When the body and mind disconnect

 

I have been having pain for a few days that had really grabbed my attention. Pain has a way of grabbing our attention, like nothing else can, right? This one was somewhere new, the back of my knee. This particular knee has had multiple surgeries, so I am quite accustomed to different pings and pangs. This wasn’t ordinary, in the decades that I have been dealing with this, the back of my knee had always managed to avoid agitation. That is, until now.

The pain was sharp, demanding, and lingering. I did the usual stuff that I do when that happens, and got nowhere. I thought about all the things I have done, over the last few days that might have caused it, and was confident that no one thing was to blame. Blame really is a wasted mental effort, after all, it is the resolution that counts.
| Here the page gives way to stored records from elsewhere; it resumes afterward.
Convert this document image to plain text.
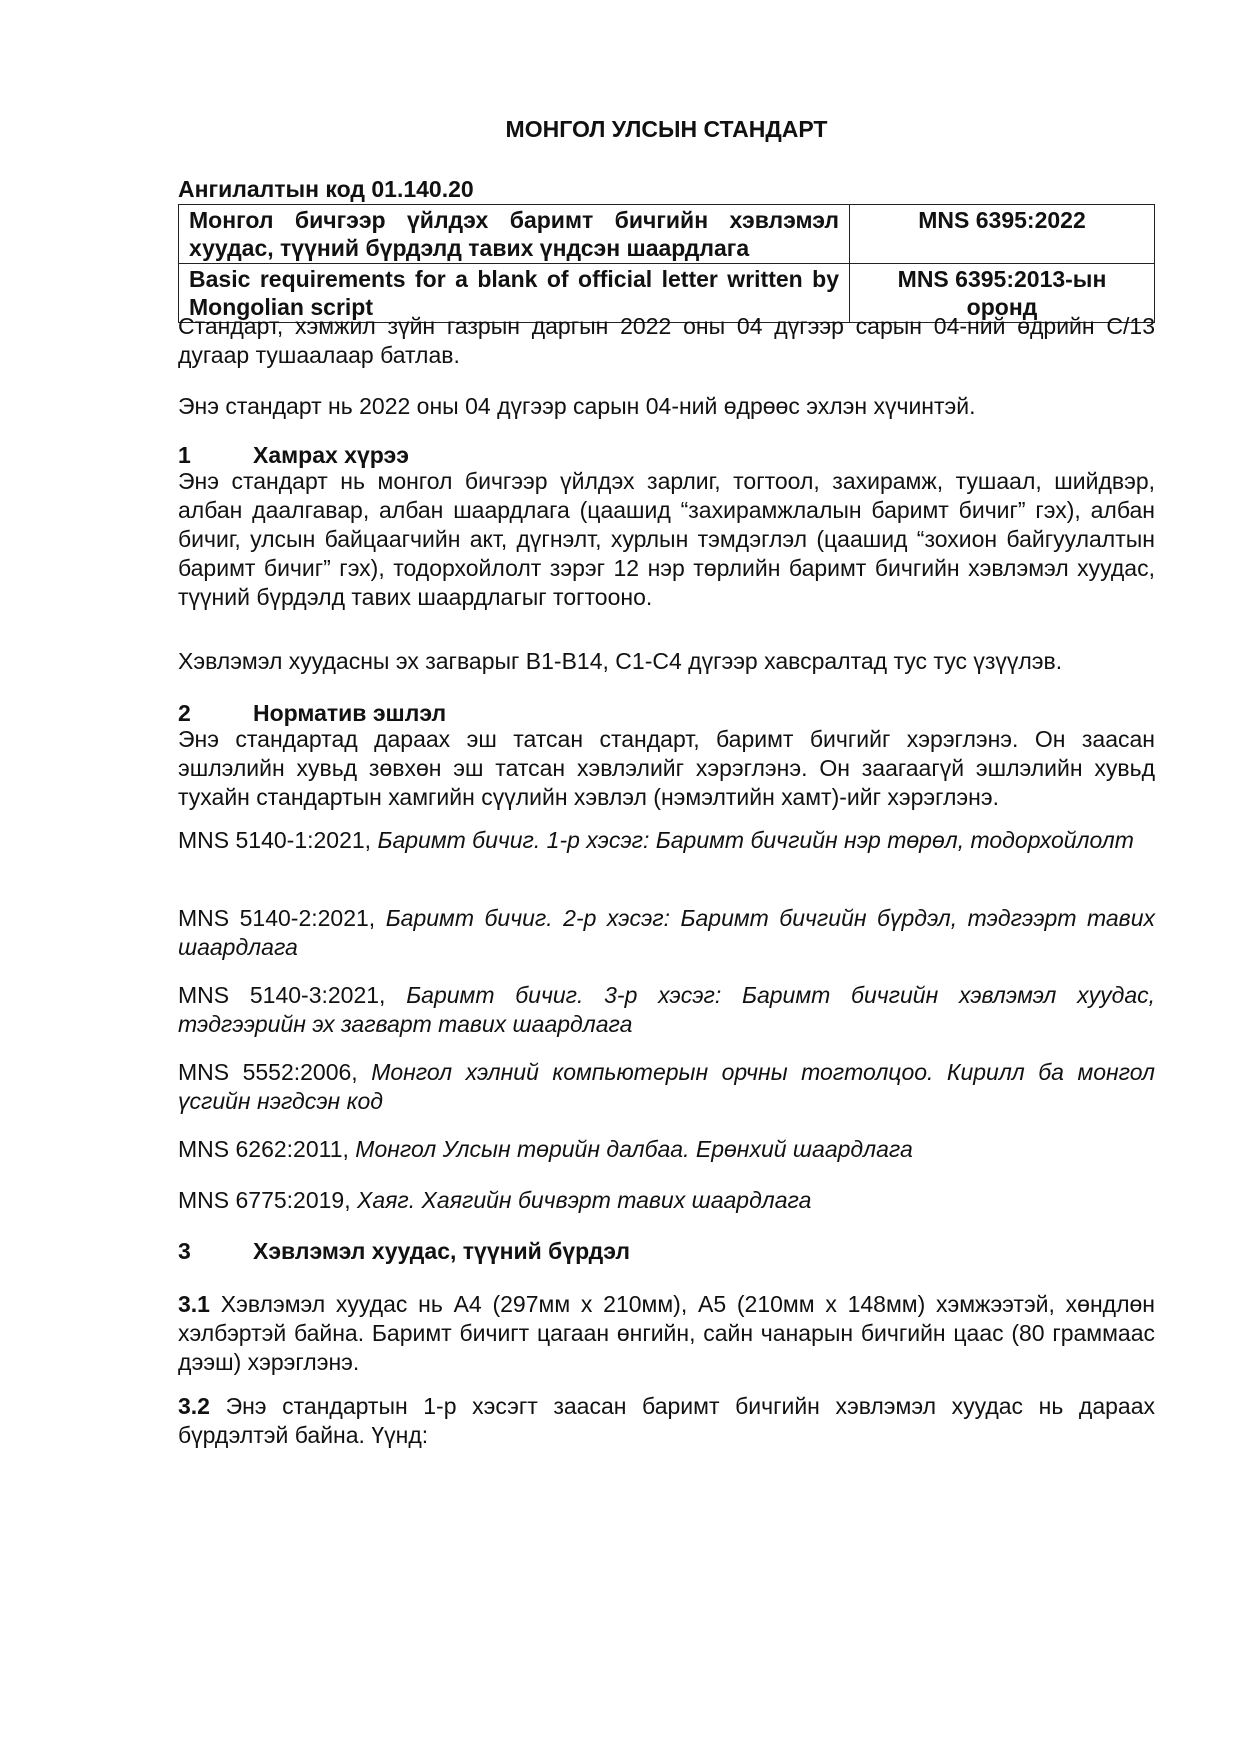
МОНГОЛ УЛСЫН СТАНДАРТ
Ангилалтын код 01.140.20
Монгол бичгээр үйлдэх баримт бичгийн хэвлэмэл хуудас, түүний бүрдэлд тавих үндсэн шаардлага	MNS 6395:2022
Basic requirements for a blank of official letter written by Mongolian script	MNS 6395:2013-ын оронд
Стандарт, хэмжил зүйн газрын даргын 2022 оны 04 дүгээр сарын 04-ний өдрийн С/13 дугаар тушаалаар батлав.
Энэ стандарт нь 2022 оны 04 дүгээр сарын 04-ний өдрөөс эхлэн хүчинтэй.
1	Хамрах хүрээ
Энэ стандарт нь монгол бичгээр үйлдэх зарлиг, тогтоол, захирамж, тушаал, шийдвэр, албан даалгавар, албан шаардлага (цаашид “захирамжлалын баримт бичиг” гэх), албан бичиг, улсын байцаагчийн акт, дүгнэлт, хурлын тэмдэглэл (цаашид “зохион байгуулалтын баримт бичиг” гэх), тодорхойлолт зэрэг 12 нэр төрлийн баримт бичгийн хэвлэмэл хуудас, түүний бүрдэлд тавих шаардлагыг тогтооно.
Хэвлэмэл хуудасны эх загварыг B1-B14, C1-C4 дүгээр хавсралтад тус тус үзүүлэв.
2	Норматив эшлэл
Энэ стандартад дараах эш татсан стандарт, баримт бичгийг хэрэглэнэ. Он заасан эшлэлийн хувьд зөвхөн эш татсан хэвлэлийг хэрэглэнэ. Он заагаагүй эшлэлийн хувьд тухайн стандартын хамгийн сүүлийн хэвлэл (нэмэлтийн хамт)-ийг хэрэглэнэ.
MNS 5140-1:2021, Баримт бичиг. 1-р хэсэг: Баримт бичгийн нэр төрөл, тодорхойлолт
MNS 5140-2:2021, Баримт бичиг. 2-р хэсэг: Баримт бичгийн бүрдэл, тэдгээрт тавих шаардлага
MNS 5140-3:2021, Баримт бичиг. 3-р хэсэг: Баримт бичгийн хэвлэмэл хуудас, тэдгээрийн эх загварт тавих шаардлага
MNS 5552:2006, Монгол хэлний компьютерын орчны тогтолцоо. Кирилл ба монгол үсгийн нэгдсэн код
MNS 6262:2011, Монгол Улсын төрийн далбаа. Ерөнхий шаардлага
MNS 6775:2019, Хаяг. Хаягийн бичвэрт тавих шаардлага
3	Хэвлэмэл хуудас, түүний бүрдэл
3.1 Хэвлэмэл хуудас нь А4 (297мм x 210мм), А5 (210мм x 148мм) хэмжээтэй, хөндлөн хэлбэртэй байна. Баримт бичигт цагаан өнгийн, сайн чанарын бичгийн цаас (80 граммаас дээш) хэрэглэнэ.
3.2 Энэ стандартын 1-р хэсэгт заасан баримт бичгийн хэвлэмэл хуудас нь дараах бүрдэлтэй байна. Үүнд:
Previously, I would have stayed home, and vegetated on the sofa, either listening to music, or mindlessly watching the television. Firmly believing that a few days rest would absolutely take care of it. The current, slightly wiser me, knew this was exactly the time, to avoid the couch, get to the gym, and check in with Harley. He is, after all, my man with a plan.

He was very quick to agree, that my right leg had become very tense. Most likely,I thought because it HURT. No one wants to make themselves hurt. In fact, we would be most unusual, if we did not do everything in our power to avoid it. So we tense up, a natural reaction, but one that only seems to serve to make matters worse.

He asked me to really concentrate on making a certain muscle work, it was an exercise that we had done countless times before, so I knew what he was asking for. I thought of nothing else other than the movement,. My mind was literally as empty as an amusement park in a hurricane. I was only thinking of the task at hand, and the movement that had been requested. Repeatedly, I tried in vain to engage the muscle. There was nothing.

So what was I missing? My mind was present, my brain knew the move, and my body made the motion. What more could anyone want? The exercise was becoming futile. Was coming to the gym a waste of time after all? On the verge of giving up, I thought this is ridiculous, I would say I was more mildly frustrated, than annoyed by this point, but the scales were about to tip, if something didn’t happen. Now what ???? I hurt, the offending muscle was playing hide and seek, and we were going around in circles, ending up as we were when we started.

Then instinctively I started back at the very beginning. It resembled those times when you have to retrace your steps, when you are looking and looking for some misplaced treasure. Then you discover it, right back where you thought it was all along, even though you would have sworn, that you checked there with a fine tooth comb. What do you know, suddenly the muscle fired like a fine sports car ready for action. What the heck just happened? Why didn’t it do that in the first place? Once the correct muscle took on the work load, my pain dissipated. Without pain medication. The angry muscles that had tighten around the problem area released, returning to their regular duties. I could move properly. Hallelujah, peace was restored.

The moral of this story is this

Sometimes in life, it isn’t about keeping going, doing the same things over and over again, to no ones satisfaction. It becomes about stripping things down and starting from the very beginning again, as though you had never done something before.

Often we need our mind, body and spirit harmoniously committed to one another. When either one checks out, nothing happens. We might think something is going on, however just as surely as your computer doesn’t work without a wi if signal, nothing gets accomplished.

This small example, goes deeper than getting a muscle working. In the bigger picture, it is easy to keep doing something the same way, either because it has worked in the past, or maybe, that’s just the only way you know how to do something. It takes something else entirely to take things down to the foundation, look at the situation with fresh eyes, and be brave enough to begin again.

At the end of the day, when things hurt, do your best to be brave, take stock of what isn’t working, and be prepared to make changes, even back to the beginning if you need to. In order to be our best selves, sometimes the universe has to align to make that happen. The body, mind, and spirit need to be re synced on occasion. For if any one is missing, the journey becomes increasingly more difficult.